There’s no question that communicating your ideas is important. But have you noticed that some of your messages get across to people and others don’t?
No matter the form, you can increase your chances of being heard, understood, and inspire action in your audience by adding one element to all communications – humanity.
We so often use business jargon, over complicated phrasing, and lengthy explanations along with the current hashtag buzz of the day. #doneWithHashtags
But are you actually getting through? Are the people you are trying to reach actually hearing your message? Are you inspiring them into action?
Switch roles for a moment. Be the audience. Think about the messages you receive on a daily basis through emails, presentations, phone calls, meetings, etc. What is it that gets your attention?

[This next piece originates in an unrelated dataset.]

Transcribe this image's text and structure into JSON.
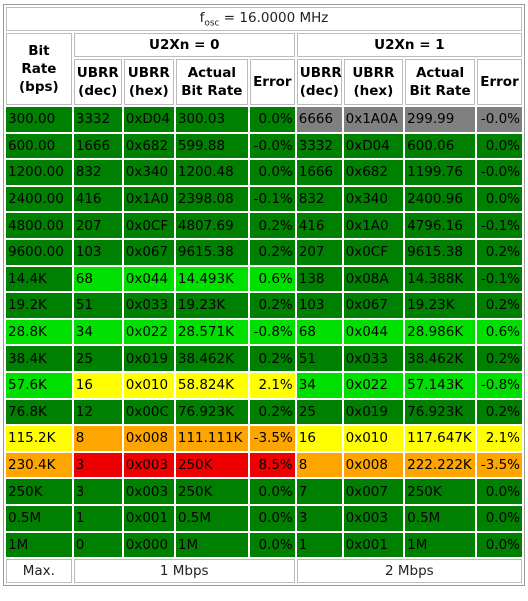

Let’s focus even more. When you go through your inbox, what messages do you read first? Whose messages do you enjoy reading? What requests do you act on immediately? What is different about those messages from the others?
I asked myself those questions and took a few days to get the answers. I read messages from individuals before automated messages or those sent to groups of people. Amongst individuals, I read messages from family and clients first. I enjoy reading messages that are personal, friendly, and were written specifically to me. I can tell they were only to me because they are relevant to my priorities and interests. I act on emails that share not only a clear call to action, but that share with me why it is important to myself and the sender.
What I realized is I open, read, and respond to emails that have an element of vulnerability. When an individual asks me for help, that’s vulnerability. And no matter who you are, you need someone’s help. Why else would you be emailing? You need your employees to deliver. You need your clients’ trust. You need your suppliers’ cooperation. You need your voters’ support. We all need one another.
Humans connecting to humans.
It’s one human being reaching out to connect to another. It’s not a business reaching out to a customer. It’s not a software company reaching out to an end user. I’m not an end user, I’m a human being.
Often we try to represent our organization by being cold, direct, and unfeeling. We try to represent the processes and procedures, the bits and bytes of the activities we manage. But even the most structured of organizations needs human beings to exist.
Whether you are in business, research, governmenet, or education there is one thing you can do to increase the impact of your communications: add humanity to your message.
Look at your most recent email asking someone to do something for you.
Reread that last message to your clients. Read aloud the script for your last presentation. Does it sound like a computer wrote it? Does it sound like a lawyer wrote it? How could you put more humanity in it?
In your very next message – add a bit of yourself – you are human.